Airbus : une déclaration de guerre aux travailleurs

01 Juillet 2020

Le « plan d’adaptation » concocté par la direction d’Airbus est tombé : 15 000 suppressions de postes dans l’ensemble du groupe, dont 5 000 en France, 6 000 en Allemagne, 900 en Espagne, 1 700 au Royaume-Uni et 1 300 répartis dans les sites d’autres pays.

Malgré les 15 milliards promis à la filière aéronautique, le PDG Faury justifie ce coup de hache dans les effectifs en affirmant : « Il est essentiel de retrouver rapidement notre équilibre industriel et financier, afin de pouvoir répondre à ce qui va se passer ensuite. » En clair : pour préserver les profits actuels et futurs des actionnaires, c’est aux travailleurs qu’il veut faire payer la note. Et si la direction assure qu’elle fera le maximum pour limiter l’impact de son plan, elle explique aussi ne pouvoir exclure les « mesures forcées », c’est-à-dire les licenciements secs.

Le gouvernement estime excessif le nombre de suppressions d’emplois. On va sans doute assister à une pseudo-négociation pour réduire légèrement le nombre des victimes. Mais, quelle que soit l’issue de ces marchandages, c’est une déclaration de guerre aux travailleurs.
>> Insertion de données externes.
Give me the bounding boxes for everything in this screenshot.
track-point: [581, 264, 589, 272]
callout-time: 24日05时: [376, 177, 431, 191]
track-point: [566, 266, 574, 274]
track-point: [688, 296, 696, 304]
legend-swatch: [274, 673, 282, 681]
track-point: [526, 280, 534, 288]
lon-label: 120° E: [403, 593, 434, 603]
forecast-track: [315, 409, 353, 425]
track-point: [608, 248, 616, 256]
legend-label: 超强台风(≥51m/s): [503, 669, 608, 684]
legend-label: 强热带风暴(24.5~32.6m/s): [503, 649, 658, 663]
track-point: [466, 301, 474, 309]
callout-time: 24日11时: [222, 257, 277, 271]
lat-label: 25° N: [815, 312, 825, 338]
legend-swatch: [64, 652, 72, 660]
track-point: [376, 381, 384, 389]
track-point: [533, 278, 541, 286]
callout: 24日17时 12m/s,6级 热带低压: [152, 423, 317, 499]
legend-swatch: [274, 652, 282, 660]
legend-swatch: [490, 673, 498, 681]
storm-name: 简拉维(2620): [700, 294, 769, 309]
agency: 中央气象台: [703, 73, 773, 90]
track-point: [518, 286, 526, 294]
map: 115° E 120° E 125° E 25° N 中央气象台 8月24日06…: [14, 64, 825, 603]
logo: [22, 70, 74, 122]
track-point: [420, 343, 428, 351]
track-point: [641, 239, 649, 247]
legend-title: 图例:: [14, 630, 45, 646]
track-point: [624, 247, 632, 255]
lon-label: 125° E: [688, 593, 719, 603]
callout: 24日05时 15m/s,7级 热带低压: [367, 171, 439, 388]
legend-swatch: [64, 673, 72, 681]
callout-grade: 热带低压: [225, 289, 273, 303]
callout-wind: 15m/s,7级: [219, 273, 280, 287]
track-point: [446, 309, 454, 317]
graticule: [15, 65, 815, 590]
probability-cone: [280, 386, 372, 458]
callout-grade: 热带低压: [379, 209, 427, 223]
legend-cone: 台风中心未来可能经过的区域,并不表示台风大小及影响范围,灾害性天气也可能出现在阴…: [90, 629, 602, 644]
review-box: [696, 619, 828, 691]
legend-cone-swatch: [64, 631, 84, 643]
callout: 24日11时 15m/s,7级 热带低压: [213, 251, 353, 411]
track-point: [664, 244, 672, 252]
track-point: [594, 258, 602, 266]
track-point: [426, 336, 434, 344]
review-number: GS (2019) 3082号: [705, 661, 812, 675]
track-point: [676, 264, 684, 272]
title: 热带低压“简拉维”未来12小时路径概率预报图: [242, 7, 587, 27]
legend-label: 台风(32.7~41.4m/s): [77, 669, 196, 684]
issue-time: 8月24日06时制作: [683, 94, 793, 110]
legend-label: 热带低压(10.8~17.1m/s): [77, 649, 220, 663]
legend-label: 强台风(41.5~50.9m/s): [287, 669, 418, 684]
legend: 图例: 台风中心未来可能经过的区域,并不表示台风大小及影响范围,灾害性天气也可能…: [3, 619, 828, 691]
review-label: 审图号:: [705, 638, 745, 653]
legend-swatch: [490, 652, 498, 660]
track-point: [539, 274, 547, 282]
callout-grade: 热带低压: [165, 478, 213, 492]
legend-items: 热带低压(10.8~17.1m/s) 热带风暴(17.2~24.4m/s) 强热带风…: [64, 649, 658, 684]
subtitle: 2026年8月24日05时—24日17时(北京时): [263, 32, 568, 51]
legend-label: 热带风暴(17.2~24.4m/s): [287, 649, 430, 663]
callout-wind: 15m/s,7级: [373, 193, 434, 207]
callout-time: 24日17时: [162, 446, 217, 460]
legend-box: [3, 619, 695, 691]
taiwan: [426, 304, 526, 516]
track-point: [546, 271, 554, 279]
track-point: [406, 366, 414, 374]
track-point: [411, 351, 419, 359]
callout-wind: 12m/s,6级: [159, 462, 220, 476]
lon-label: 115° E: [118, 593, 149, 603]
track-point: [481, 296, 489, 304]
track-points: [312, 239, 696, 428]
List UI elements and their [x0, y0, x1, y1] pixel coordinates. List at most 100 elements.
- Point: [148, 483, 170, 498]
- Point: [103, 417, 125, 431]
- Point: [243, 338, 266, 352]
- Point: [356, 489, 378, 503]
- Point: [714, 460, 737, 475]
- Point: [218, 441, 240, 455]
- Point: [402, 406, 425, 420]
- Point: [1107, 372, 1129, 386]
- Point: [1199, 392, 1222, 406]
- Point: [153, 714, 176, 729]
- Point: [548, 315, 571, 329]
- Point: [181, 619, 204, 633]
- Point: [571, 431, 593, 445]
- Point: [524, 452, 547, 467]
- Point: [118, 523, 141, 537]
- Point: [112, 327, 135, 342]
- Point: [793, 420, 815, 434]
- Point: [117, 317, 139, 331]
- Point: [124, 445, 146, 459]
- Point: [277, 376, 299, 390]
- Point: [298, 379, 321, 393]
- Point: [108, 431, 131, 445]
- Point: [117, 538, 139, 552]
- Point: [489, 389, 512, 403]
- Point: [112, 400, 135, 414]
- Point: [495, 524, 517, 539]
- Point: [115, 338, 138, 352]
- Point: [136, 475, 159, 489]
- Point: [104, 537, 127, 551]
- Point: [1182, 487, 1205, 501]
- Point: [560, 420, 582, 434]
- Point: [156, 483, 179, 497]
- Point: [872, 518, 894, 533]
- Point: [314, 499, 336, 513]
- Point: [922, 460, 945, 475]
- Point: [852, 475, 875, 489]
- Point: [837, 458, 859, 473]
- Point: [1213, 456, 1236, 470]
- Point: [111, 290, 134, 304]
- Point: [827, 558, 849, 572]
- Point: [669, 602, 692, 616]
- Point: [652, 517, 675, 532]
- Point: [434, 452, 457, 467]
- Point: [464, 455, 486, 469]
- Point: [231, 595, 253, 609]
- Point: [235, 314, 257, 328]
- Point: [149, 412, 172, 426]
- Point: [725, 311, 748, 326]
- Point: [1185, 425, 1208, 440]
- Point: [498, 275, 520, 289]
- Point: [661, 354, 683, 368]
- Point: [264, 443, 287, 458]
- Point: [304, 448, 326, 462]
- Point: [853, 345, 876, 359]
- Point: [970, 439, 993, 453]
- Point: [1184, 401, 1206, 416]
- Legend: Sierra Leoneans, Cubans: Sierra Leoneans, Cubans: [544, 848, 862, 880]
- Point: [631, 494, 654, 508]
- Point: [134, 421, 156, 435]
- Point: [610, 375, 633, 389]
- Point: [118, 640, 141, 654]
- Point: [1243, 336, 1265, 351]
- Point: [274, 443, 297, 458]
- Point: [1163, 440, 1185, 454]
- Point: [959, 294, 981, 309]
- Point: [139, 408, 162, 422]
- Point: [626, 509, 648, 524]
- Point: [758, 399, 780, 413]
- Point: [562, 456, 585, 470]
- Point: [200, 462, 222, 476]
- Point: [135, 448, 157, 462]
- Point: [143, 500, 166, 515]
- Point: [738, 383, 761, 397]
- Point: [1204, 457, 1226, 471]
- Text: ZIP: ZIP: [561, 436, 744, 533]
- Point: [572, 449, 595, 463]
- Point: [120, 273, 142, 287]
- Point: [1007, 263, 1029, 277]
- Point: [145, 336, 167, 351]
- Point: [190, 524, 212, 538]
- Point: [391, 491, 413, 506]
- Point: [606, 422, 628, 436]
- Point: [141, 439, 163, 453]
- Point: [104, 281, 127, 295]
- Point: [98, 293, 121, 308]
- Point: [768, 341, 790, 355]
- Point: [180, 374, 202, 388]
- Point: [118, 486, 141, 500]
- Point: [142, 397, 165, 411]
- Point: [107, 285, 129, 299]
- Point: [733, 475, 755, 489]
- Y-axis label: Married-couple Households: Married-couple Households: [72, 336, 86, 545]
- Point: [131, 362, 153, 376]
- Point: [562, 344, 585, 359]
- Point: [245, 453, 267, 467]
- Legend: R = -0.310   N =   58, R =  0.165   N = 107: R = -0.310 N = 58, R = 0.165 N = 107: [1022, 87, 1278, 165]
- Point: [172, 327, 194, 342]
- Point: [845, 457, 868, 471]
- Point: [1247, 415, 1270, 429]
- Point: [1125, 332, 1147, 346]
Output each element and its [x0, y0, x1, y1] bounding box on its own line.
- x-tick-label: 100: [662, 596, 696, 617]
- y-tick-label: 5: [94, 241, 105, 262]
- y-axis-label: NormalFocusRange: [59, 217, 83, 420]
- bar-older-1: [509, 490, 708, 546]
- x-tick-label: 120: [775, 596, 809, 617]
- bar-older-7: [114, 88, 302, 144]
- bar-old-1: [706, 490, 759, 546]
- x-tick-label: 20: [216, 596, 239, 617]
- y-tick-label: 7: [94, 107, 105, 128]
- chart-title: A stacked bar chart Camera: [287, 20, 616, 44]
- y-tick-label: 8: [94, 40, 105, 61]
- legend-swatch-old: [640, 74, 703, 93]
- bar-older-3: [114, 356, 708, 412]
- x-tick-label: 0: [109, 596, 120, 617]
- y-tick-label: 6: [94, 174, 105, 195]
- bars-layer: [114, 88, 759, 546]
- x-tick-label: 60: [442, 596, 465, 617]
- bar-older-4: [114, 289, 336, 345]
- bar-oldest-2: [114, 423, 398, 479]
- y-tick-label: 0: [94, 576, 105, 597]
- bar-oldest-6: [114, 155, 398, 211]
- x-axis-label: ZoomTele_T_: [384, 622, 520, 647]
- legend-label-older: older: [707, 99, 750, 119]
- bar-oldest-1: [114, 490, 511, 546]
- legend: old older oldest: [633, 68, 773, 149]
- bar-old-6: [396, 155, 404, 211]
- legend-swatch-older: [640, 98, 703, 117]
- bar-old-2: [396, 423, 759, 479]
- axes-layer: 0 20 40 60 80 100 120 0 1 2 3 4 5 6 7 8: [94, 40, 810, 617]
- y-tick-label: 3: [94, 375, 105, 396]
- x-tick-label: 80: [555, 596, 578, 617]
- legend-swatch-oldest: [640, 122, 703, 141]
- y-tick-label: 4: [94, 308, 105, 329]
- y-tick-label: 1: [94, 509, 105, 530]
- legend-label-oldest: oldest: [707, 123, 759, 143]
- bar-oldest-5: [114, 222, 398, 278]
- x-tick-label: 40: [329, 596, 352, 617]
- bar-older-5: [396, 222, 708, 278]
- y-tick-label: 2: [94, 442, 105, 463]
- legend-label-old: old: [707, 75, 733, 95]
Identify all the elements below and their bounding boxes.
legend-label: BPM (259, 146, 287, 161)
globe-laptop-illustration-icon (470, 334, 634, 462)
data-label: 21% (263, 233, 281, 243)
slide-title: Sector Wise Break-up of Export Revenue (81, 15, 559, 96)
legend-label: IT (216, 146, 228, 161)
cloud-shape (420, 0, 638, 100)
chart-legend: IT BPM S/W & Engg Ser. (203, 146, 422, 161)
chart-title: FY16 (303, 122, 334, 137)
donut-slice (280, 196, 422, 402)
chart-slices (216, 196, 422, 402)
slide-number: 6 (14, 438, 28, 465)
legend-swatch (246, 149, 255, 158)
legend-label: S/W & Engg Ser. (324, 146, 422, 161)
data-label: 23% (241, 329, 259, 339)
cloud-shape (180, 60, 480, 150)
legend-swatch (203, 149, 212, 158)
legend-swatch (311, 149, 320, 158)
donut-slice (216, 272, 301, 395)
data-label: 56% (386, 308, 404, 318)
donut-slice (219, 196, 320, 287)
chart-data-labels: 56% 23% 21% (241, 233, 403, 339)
Cette nouvelle attaque fait suite à celles subies par les travailleurs de la sous-traitance. Après Derichebourg, où un accord de performance collective, qui consiste à baisser les salaires, vient d’être imposé, le patron de Blanc Aéro à Villefranche-de- Rouergue veut en faire autant. Chez Expléo, c’est la même épée de Damoclès. Daher vient de préciser ses attaques contre les travailleurs : suppression de 1 300 postes en CDI et non-renouvellement de la grande majorité des 1 400 contrats d’intérimaires. La direction de Sogéclair vient quant à elle d’annoncer des suppressions d’emplois qui pourraient toucher 245 travailleurs. Les travailleurs d’Aubert et Duval, à Pamiers, viennent d’apprendre qu’Eramet, leur maison mère, envisage de se débarrasser de leur entreprise. Safran pourrait la racheter mais, dans ces opérations, quelles garanties pour les travailleurs ?

Des dizaines de milliers de travailleurs de l’aéronautique sont visés par cette attaque. Qu’ils soient salariés d’Airbus ou de l’un de ses sous-traitants, en emplois précaires ou embauchés, ils ne pourront s’y opposer qu’en faisant front commun.